Object Imagination
Posted on December 4, 2012 | posted by:It’s iconic. A single piece of thick white paper, creased and folded into a pint-sized box, held together by a simple handle of slim metal wire on top. The square base expands ever so slightly as it rises upward, allowing easy access for the inquiring handheld utensil. The four standing walls culminate in four simple edges, folded into almost leak-proof closure as one might wrap the edges of a birthday gift. Two identical, opposing edges bent down first, the remaining two swiftly follow, providing a final top layer easily and securely fastened by slipping the minimal ‘hook’ of one edge into the discrete slit cut into the other. The Chinese takeout container: an object of supreme functionality with non-descript decoration, the perfect canvas for the American imagination.

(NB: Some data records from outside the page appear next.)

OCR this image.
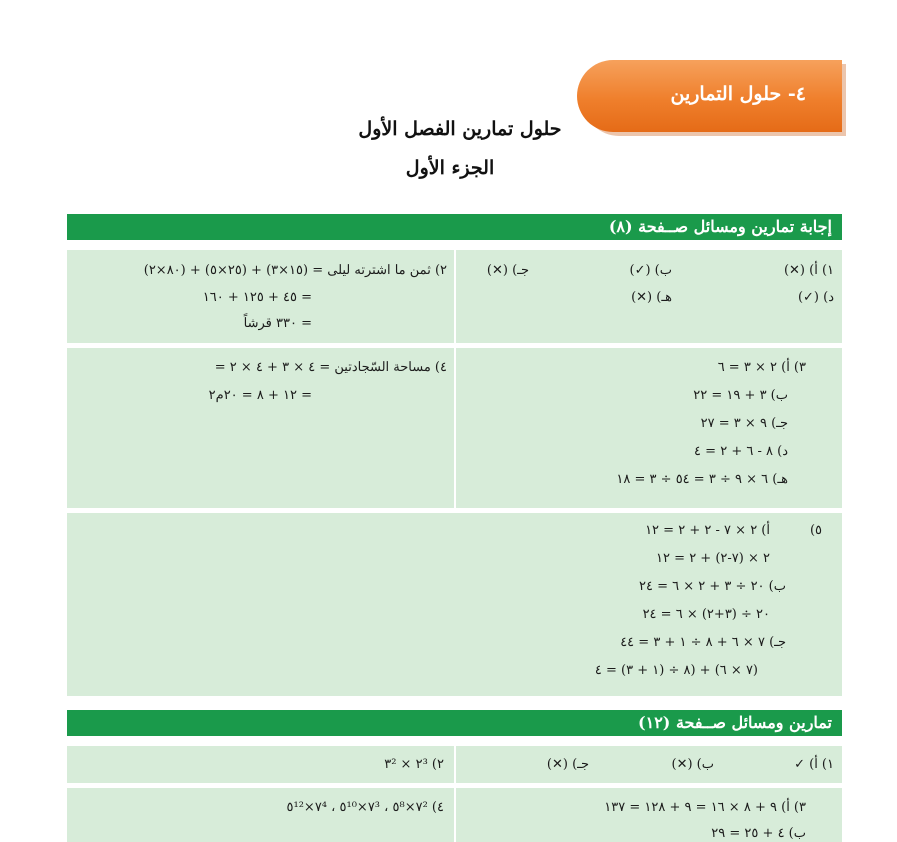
٤- حلول التمارين
حلول تمارين الفصل الأول
الجزء الأول
إجابة تمارين ومسائل صــفحة (٨)
١) أ) (✕)
ب) (✓)
جـ) (✕)
د) (✓)
هـ) (✕)
٢) ثمن ما اشترته ليلى = (١٥×٣) + (٢٥×٥) + (٨٠×٢)
= ٤٥ + ١٢٥ + ١٦٠
= ٣٣٠ قرشاً
٣) أ) ٢ × ٣ = ٦
ب) ٣ + ١٩ = ٢٢
جـ) ٩ × ٣ = ٢٧
د) ٨ - ٦ + ٢ = ٤
هـ) ٦ × ٩ ÷ ٣ = ٥٤ ÷ ٣ = ١٨
٤) مساحة السّجادتين = ٤ × ٣ + ٤ × ٢ =
= ١٢ + ٨ = ٢٠م٢
٥)
أ) ٢ × ٧ - ٢ + ٢ = ١٢
٢ × (٧-٢) + ٢ = ١٢
ب) ٢٠ ÷ ٣ + ٢ × ٦ = ٢٤
٢٠ ÷ (٣+٢) × ٦ = ٢٤
جـ) ٧ × ٦ + ٨ ÷ ١ + ٣ = ٤٤
(٧ × ٦) + (٨ ÷ (١ + ٣) = ٤
تمارين ومسائل صــفحة (١٢)
١) أ) ✓
ب) (✕)
جـ) (✕)
٢) ٢³ × ٣²
٣) أ) ٩ + ٨ × ١٦ = ٩ + ١٢٨ = ١٣٧
ب) ٤ + ٢٥ = ٢٩
٤) ٧²×٥⁸ ، ٧³×٥¹⁰ ، ٧⁴×٥¹²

I have always felt a nagging ambivalence toward this object. Frustratingly irritated with its redundant equivalence to cheap in movie (Hollywood) after movie (or indie), and yet simultaneously content with its dignified and unadorned staying power.
Obviously as an American of Chinese ancestry my experience with the object stretches beyond its aesthetic and material qualities to the greater cultural and symbolic significations. More importantly however, as a transdisciplinary designer the symbolic and cultural is what is most interesting about the object. Though we might attempt to strip the design of its association with Chinese, the cultural signifier is integral to its description. Ask someone to envision a takeout container and perhaps a few options will come to mind. Ask a person to envision a Chinese takeout container; we get one and only one silhouette.
I find it amusing that despite its cultural connotations, the container is an American invention. In a NY Times article by Hilary Greenbaum and Dana Rubinstein titled, “The Chinese-Takeout Container Is Uniquely American,” the design is accredited to a Mr. Frederick Weeks Wilcox, citing that “On Nov.13, 1894, in Chicago the inventor…patented a version of what he called the ‘paper pail’.” I wonder how the inventor would feel about the object today. Would he be glad it is still in wide use over a hundred years later? Would he be confused by its descriptive Chinese adjective? Of course we will never know. I believe it fair to assume however, that we can be sure he had no intention of such a legacy.
Designing objects is very much like a performance or film in this way: you never have full charge of creating the meaning. Even with the most astringent control over viewing experience, the audience always has the last say. Likewise, try as we might to design a foolproof (fill in the blank) experience, the user will do as she pleases. I am curious then, how does cultural significance refract meaning back onto the aesthetic and material qualities of an object? What filters do we unconsciously bring to our analyses of designs as useful or good? How do politics, culture, material, subversion, and memory play into shaping our imaginative capacity as designers? What prejudices are we unaware of? What biases are we stuck on? What are solutions we already have, but simply fail to see?